Lions need that 'killer instinct'
Tue, 18 Mar 2014 11:45
The main focus will be our defence
The Lions have surprised most pundits and sit in a handy fourth place on the Super Rugby standings.
However, coach Johan Ackermann has again warned against too high expectations, despite his team's impressive early-season form.
Having already beaten the Cheetahs and Stormers (by more than 20 points), their win over the Blues this past weekend made one thing very clear - the men from Johannesburg are not going to be the 'easybeats' all the so-called experts predicted them to be.
However, Ackermann - speaking to this website ahead of their Round Six encounter with the Reds, said his team is still learning in every game - having been taught another very valuable lesson by the Blues last Saturday.
As they head into their first encounter with an Australian team this week, Ackermann feels his charges need to start showing a killer instinct and not let the foot off the gas as they did against the Blues.
"They certainly bring a new challenge," Ackermann told this website, when asked about the upcoming encounter with the Brisbane-based Reds.
"We can't just look at their game against the Sharks this past Saturday," the Lions coach said of a 20-35 loss in Durban, adding: "We have to accept that they may have been a bit below par.
"It was their first game on the road and we have to realise they will be a much bigger threat.
"We know how dangerous their backline can be and we will certainly have to improve our defence."
Ackermann said it is just as important to work on their own game plan.
"We obviously have to tick all the boxes, like line-outs and scrums," the coach said.
"However, the main focus will be our defence.
"We had a few mishaps [on defence] against the Blues this past weekend and those have to be rectified."
The coach felt the errors that allowed the Blues to come back from 0-20 down and almost snatch victory (the Lions won 39-36) can not be laid at the door of their defensive system, but rather individuals they have to pay some attention to.
"At one stage we had too much of an advantage and the intensity was just not the same [as the first half]," Ackermann said.
"It was another lesson for the players, in Super Rugby no team ever gives in.
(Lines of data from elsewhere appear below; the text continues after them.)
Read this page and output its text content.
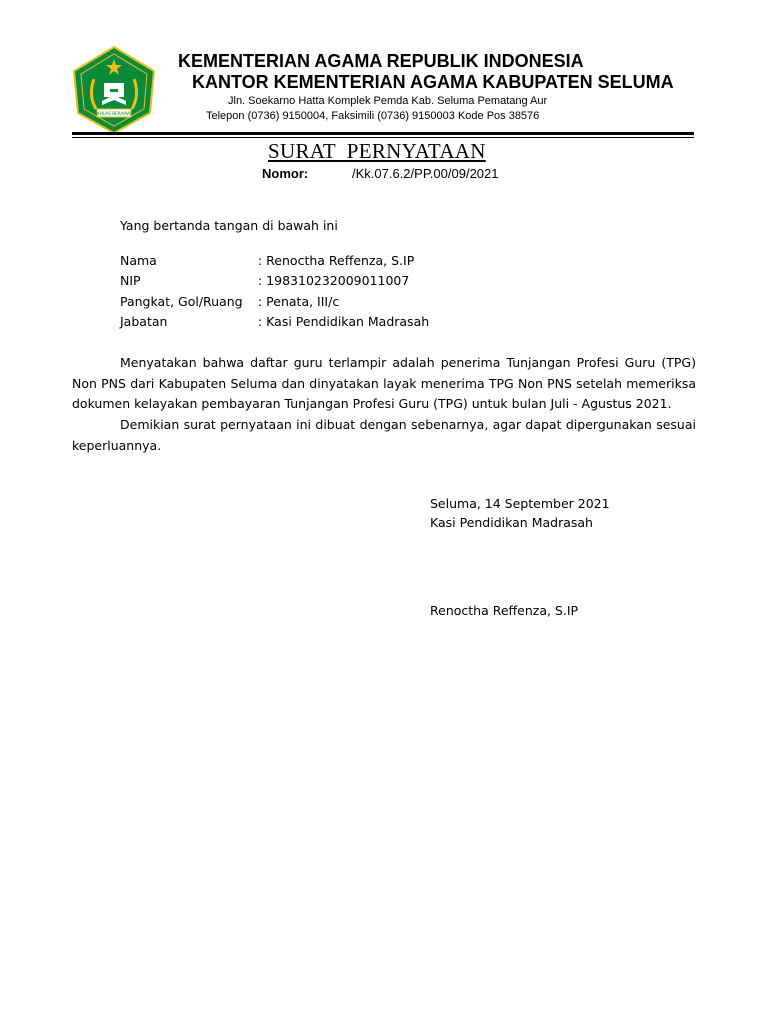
IKHLAS BERAMAL
KEMENTERIAN AGAMA REPUBLIK INDONESIA
KANTOR KEMENTERIAN AGAMA KABUPATEN SELUMA
Jln. Soekarno Hatta Komplek Pemda Kab. Seluma Pematang Aur
Telepon (0736) 9150004, Faksimili (0736) 9150003 Kode Pos 38576
SURAT  PERNYATAAN
Nomor:	/Kk.07.6.2/PP.00/09/2021
Yang bertanda tangan di bawah ini
Nama	: Renoctha Reffenza, S.IP
NIP	: 198310232009011007
Pangkat, Gol/Ruang : Penata, III/c
Jabatan	: Kasi Pendidikan Madrasah

Menyatakan bahwa daftar guru terlampir adalah penerima Tunjangan Profesi Guru (TPG) Non PNS dari Kabupaten Seluma dan dinyatakan layak menerima TPG Non PNS setelah memeriksa dokumen kelayakan pembayaran Tunjangan Profesi Guru (TPG) untuk bulan Juli - Agustus 2021.

Demikian surat pernyataan ini dibuat dengan sebenarnya, agar dapat dipergunakan sesuai keperluannya.

Seluma, 14 September 2021
Kasi Pendidikan Madrasah
Renoctha Reffenza, S.IP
You have to play for 80 minutes and once you have a lead you have to concentrate even more on not letting up the pressure and easing off.
"Many of the younger guys, who are in their first Super Rugby season, would have learned that lesson this weekend," he said admitting that the "killer instinct" is something they have to bring on board very quickly.
"Especially if you play against a team who has been in those situations before," he said, adding: "We faced a Blues team with six All Blacks and this week a Reds team littered with Wallabies.
"Those are guys who have played Test matches and know what it takes to have to work hard to erase at deficit.
"They will never give in and when you have the lead, you have to maintain that intensity.
"As soon as you take your foot off the throat they will come back at you. They [the Reds] have talent right across the field and they will find a spot to expose you if you drop the intensity even just slightly."